Ma non è solo la Sicilia nel caos. Anche in Puglia, dove il Pdl per la seconda volta, ha perso la presidenza della regione guidata da Nichi Vendola, qualche crepa si intravede. «Per giochi di potere, per non candidare la Poli Bortone e accordarsi con l'Udc hanno riconsegnato la giunta a Vendola nonostante il 52% dei pugliesi abbia votato contro di lui», dice Giammarco Surico, deputato regionale del Pdl con oltre 10mila preferenze. Surico è primario di oncologia a Lecce, ha lavorato negli Stati uniti dove ha ottenuto anche dei riconoscimenti (il premio Harvard nel 2002). È entrato nel Pdl senza essere passato né per Fi né per An («in gioventù simpatizzavo per i socialisti») ed ora si è schierato con Fini ed è vicecoordinatore dei 75 circoli di Generazione Italia.

Opposta la trafila del consigliere provinciale napoletano Giovanni Bellerè. Lui la politica l'ha masticata fin dal bambino (suo padre era parlamentare europeo di An) adesso è consigliere provinciale a Napoli: «Ho vinto per due volte nel collegio di Pecoraro Scanio dove il centro-destra non era mai passato ma quando si è trattato di fare la giunta al mio posto è entrata la meteorina di Emilio Fede (Giovanna Del Giudice, ndr)».

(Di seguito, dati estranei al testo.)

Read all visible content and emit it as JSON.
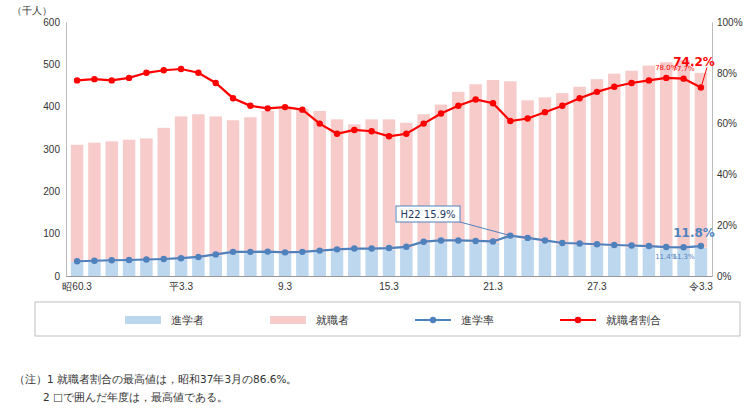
{
  "chart_data": {
    "type": "bar",
    "y_label": "（千人）",
    "categories": [
      "昭60.3",
      null,
      null,
      null,
      null,
      null,
      "平3.3",
      null,
      null,
      null,
      null,
      null,
      "9.3",
      null,
      null,
      null,
      null,
      null,
      "15.3",
      null,
      null,
      null,
      null,
      null,
      "21.3",
      null,
      null,
      null,
      null,
      null,
      "27.3",
      null,
      null,
      null,
      null,
      null,
      "令3.3"
    ],
    "stacked": true,
    "grid": false,
    "legend": "bottom",
    "ylim": [
      0,
      600
    ],
    "yticks": [
      0,
      100,
      200,
      300,
      400,
      500,
      600
    ],
    "y2lim": [
      0,
      100
    ],
    "y2ticks": [
      {
        "value": 0,
        "label": "0%"
      },
      {
        "value": 20,
        "label": "20%"
      },
      {
        "value": 40,
        "label": "40%"
      },
      {
        "value": 60,
        "label": "60%"
      },
      {
        "value": 80,
        "label": "80%"
      },
      {
        "value": 100,
        "label": "100%"
      }
    ],
    "series": [
      {
        "name": "進学者",
        "type": "bar",
        "color": "#bdd7ee",
        "values": [
          33,
          34,
          35,
          36,
          37,
          38,
          40,
          43,
          48,
          54,
          54,
          55,
          53,
          54,
          57,
          60,
          62,
          62,
          63,
          66,
          77,
          80,
          80,
          79,
          78,
          91,
          86,
          80,
          74,
          73,
          71,
          70,
          68,
          67,
          65,
          64,
          67
        ]
      },
      {
        "name": "就職者",
        "type": "bar",
        "color": "#f8cbcb",
        "values": [
          277,
          281,
          283,
          286,
          288,
          312,
          337,
          339,
          329,
          314,
          321,
          335,
          342,
          341,
          333,
          310,
          296,
          308,
          307,
          296,
          305,
          325,
          355,
          374,
          385,
          369,
          329,
          342,
          358,
          374,
          394,
          408,
          417,
          430,
          440,
          446,
          413
        ]
      },
      {
        "name": "進学率",
        "type": "line",
        "axis": "y2",
        "color": "#4f81bd",
        "marker": "circle",
        "values": [
          5.8,
          6.0,
          6.2,
          6.3,
          6.5,
          6.7,
          7.0,
          7.5,
          8.5,
          9.5,
          9.5,
          9.6,
          9.3,
          9.5,
          10.0,
          10.5,
          10.8,
          10.8,
          11.0,
          11.5,
          13.5,
          14.0,
          14.0,
          13.8,
          13.6,
          15.9,
          15.0,
          14.0,
          13.0,
          12.8,
          12.5,
          12.2,
          12.0,
          11.8,
          11.4,
          11.3,
          11.8
        ],
        "value_labels": [
          null,
          null,
          null,
          null,
          null,
          null,
          null,
          null,
          null,
          null,
          null,
          null,
          null,
          null,
          null,
          null,
          null,
          null,
          null,
          null,
          null,
          null,
          null,
          null,
          null,
          null,
          null,
          null,
          null,
          null,
          null,
          null,
          null,
          null,
          "11.4%",
          "11.3%",
          "11.8%"
        ]
      },
      {
        "name": "就職者割合",
        "type": "line",
        "axis": "y2",
        "color": "#ff0000",
        "marker": "circle",
        "values": [
          77,
          77.5,
          77,
          78,
          80,
          81,
          81.5,
          80,
          76,
          70,
          67,
          66,
          66.5,
          65.5,
          60,
          56,
          57.5,
          57,
          55,
          56,
          60,
          64,
          67,
          69.5,
          68,
          61,
          62,
          64.5,
          67,
          70,
          72.5,
          74.5,
          76,
          77,
          78.0,
          77.7,
          74.2
        ],
        "value_labels": [
          null,
          null,
          null,
          null,
          null,
          null,
          null,
          null,
          null,
          null,
          null,
          null,
          null,
          null,
          null,
          null,
          null,
          null,
          null,
          null,
          null,
          null,
          null,
          null,
          null,
          null,
          null,
          null,
          null,
          null,
          null,
          null,
          null,
          null,
          "78.0%",
          "77.7%",
          "74.2%"
        ]
      }
    ],
    "annotations": [
      {
        "text": "H22 15.9%",
        "series": 2
      }
    ],
    "notes": [
      "（注）1 就職者割合の最高値は，昭和37年3月の86.6%。",
      "2 □で囲んだ年度は，最高値である。"
    ]
  }
}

Continuando a salire, ci si imbatte nell'ex sindaco di Latina Vincenzo Zaccheo, nell'assessore viterbese Claudio Taglio. Ma sono soprattutto le nuove generazioni che sembrano attratte dal progetto finiano, anche al Nord. Niccolò Fraschini ha solo 24 anni, è consigliere comunale a Pavia. Il suo primo partito è stato Fi dove è entrato a 16 e da allora non ha più abbandonato il partito. Ora però ha lasciato Berlusconi per Fini: «Sono deluso, ci credevo nella rivoluzione liberale e invece di tutto ci occupiamo tranne che di vere riforme». È chiaro che la concorrenza dei finiani qui al Nord è soprattutto con il Pdl, ma non solo.

A Padova sono nati già 25 circoli: «Non è tutta gente di destra o che ha fatto politica – spiega Tommaso Tommasi, vicepresidente circoscizionale – molti provengono dalla cosiddetta società civile, soprattutto professionisti e molti universitari, per noi è un cambiamento forte perché entriamo in settori che prima erano monopolio della sinistra». Resta da capire se queste truppe "fai da te" siano strutturate per fare il grande salto: Fini ha preso il largo, ora deve dimostrare di avere davanti abbastanza acqua a disposizione per fare la traversata.